Aller au contenu

Page:Balzac - Contes drolatiques.djvu/73

La bibliothèque libre.
Cette page a été validée par deux contributeurs.
45
LE PÉCHÉ VÉNIEL.

— Ah ! feit-elle d’une mine songeuse, c’est doncques la raison pourquoi ma mère pleuroyt de ladicte métamorphose ; mais Berthe de Preuilly, qui est si dévotieuse d’estre muée en femme, m’ha dict que rien ne estoyt de plus facile au monde.

— C’est selon l’aage, respondit le vieulx seigneur. Mais avez-vous veu à l’escuyerie la belle hacquenée blanche, dont on parle tant en Touraine ?

— Oui, elle est bien doulce et plaisante.

— Eh bien, ie vous la donne ; et vous pourrez la monter toutes et quantes foys que vous en aurez la phantaisie.

— Oh ! vous estes bien bon, et l’on ne me ha pas menty en me le disant.

— Icy, reprint-il, ma mye, le sommelier, le chapelain, le thrézorier, l’escuyer, le queux, le baillif, voire mesme le sire de Montsoreau, ce ieune varlet qui ha nom Gauttier et porte ma bannière, avecques ses hommes d’armes, capitaines, gens et bestes, tout est à vous, et suyvra vos commandemens à grand erre, soubz peine d’estre incommodé de la hart.

— Mais, reprint-elle, ceste opération d’alquemie ne sçauroyt-elle se faire incontinent ?

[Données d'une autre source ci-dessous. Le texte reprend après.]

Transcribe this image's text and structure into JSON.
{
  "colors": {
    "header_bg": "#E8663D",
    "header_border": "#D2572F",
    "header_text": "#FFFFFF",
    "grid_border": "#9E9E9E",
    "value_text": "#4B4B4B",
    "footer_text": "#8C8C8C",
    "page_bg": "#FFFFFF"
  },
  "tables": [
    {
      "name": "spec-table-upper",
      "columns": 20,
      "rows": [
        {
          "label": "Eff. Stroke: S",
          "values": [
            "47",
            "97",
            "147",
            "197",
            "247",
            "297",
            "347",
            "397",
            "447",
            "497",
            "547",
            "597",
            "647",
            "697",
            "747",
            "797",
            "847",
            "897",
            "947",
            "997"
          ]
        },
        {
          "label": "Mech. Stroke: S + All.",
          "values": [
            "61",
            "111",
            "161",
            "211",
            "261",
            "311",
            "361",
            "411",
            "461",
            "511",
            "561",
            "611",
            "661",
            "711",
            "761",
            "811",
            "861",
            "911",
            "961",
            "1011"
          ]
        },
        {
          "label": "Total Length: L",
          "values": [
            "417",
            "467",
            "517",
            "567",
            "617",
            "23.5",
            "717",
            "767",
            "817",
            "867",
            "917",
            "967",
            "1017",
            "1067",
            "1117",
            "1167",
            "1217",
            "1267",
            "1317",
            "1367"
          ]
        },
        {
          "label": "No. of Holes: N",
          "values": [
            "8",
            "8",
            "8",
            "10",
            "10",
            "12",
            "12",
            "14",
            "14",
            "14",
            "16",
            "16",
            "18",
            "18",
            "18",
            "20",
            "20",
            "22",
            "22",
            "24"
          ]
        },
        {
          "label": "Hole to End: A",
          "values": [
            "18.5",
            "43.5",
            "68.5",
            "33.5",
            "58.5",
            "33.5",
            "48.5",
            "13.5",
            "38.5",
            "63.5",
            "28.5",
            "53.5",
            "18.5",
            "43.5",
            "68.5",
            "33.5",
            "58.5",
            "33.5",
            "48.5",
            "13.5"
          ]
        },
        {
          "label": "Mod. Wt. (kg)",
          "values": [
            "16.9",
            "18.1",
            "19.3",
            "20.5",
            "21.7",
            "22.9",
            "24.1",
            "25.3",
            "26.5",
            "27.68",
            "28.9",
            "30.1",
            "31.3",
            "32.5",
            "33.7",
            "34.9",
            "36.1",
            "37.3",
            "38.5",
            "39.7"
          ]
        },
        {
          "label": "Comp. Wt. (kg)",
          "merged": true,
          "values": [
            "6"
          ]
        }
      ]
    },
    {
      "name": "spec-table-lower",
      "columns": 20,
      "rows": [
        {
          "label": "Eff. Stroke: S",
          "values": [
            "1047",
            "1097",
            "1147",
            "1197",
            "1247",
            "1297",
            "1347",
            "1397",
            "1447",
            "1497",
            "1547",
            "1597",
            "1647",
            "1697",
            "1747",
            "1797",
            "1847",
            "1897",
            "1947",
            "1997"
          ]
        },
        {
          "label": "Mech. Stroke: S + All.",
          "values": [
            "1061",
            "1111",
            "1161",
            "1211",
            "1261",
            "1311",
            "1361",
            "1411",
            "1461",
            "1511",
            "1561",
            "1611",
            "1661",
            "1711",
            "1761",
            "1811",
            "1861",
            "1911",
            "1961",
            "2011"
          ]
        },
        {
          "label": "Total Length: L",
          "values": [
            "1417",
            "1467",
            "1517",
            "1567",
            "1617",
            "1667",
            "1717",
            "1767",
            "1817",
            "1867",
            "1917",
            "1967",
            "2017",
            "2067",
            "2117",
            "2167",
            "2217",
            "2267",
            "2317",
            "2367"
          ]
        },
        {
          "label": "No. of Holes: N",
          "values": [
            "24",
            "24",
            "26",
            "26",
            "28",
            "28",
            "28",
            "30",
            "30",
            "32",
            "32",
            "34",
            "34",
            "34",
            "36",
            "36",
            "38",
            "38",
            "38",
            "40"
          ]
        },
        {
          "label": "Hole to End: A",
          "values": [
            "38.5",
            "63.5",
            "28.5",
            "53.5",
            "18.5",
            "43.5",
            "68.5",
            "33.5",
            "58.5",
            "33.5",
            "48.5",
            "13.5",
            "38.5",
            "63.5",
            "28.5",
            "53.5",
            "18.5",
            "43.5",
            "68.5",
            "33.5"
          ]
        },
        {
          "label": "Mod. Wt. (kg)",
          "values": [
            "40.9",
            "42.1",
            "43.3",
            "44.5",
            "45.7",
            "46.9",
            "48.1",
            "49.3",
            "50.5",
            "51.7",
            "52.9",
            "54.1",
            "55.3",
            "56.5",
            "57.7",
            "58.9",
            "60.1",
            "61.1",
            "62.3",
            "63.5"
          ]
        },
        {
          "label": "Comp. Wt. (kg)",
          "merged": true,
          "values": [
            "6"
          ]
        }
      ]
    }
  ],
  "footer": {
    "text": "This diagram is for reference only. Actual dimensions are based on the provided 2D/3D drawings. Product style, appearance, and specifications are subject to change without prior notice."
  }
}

— Oh ! non, reprit le senneschal. Pour ce, il faut que, sur toute chouse, nous soyons l’un et l’aultre en parfaict estat de graace devant Dieu ; sinon, nous aurions ung maulvais enfant, couvert de péchez ; ce qui est interdict par les canons de l’Ecclise. C’est la raison de ce que se treuvent tant de garnemens incorrigibles dans le monde. Leurs parens n’ont point saigement attendu d’avoir l’ame saine, et ont faict de meschantes ames à leurs enfans : les beaulx et vertueux viennent de pères immaculez… C’est pour ce que, nous aultres, faisons bénir nos licts, comme ha faict l’abbé de Marmoustiers de cettuy-cy… N’avez-vous pas transgressé les ordonnances de l’Ecclise ?

— Oh ! non, dit-elle vivement ; i’ay reçu, avant la messe, l’absolution de toutes mes faultes ; et, depuis, suis restée sans commettre le plus menu péché.

— Vous estes bien parfaicte ! … s’escria le rusé seigneur, et suis ravy de vous avoir pour espouse : mais moy, i’ay iuré comme un payen.

— Oh ! Et pourquoy ?

— Pour ce que la dance ne finoyt point, et que ie ne pouvoys vous avoir à moy, pour vous emmener icy et vous baiser.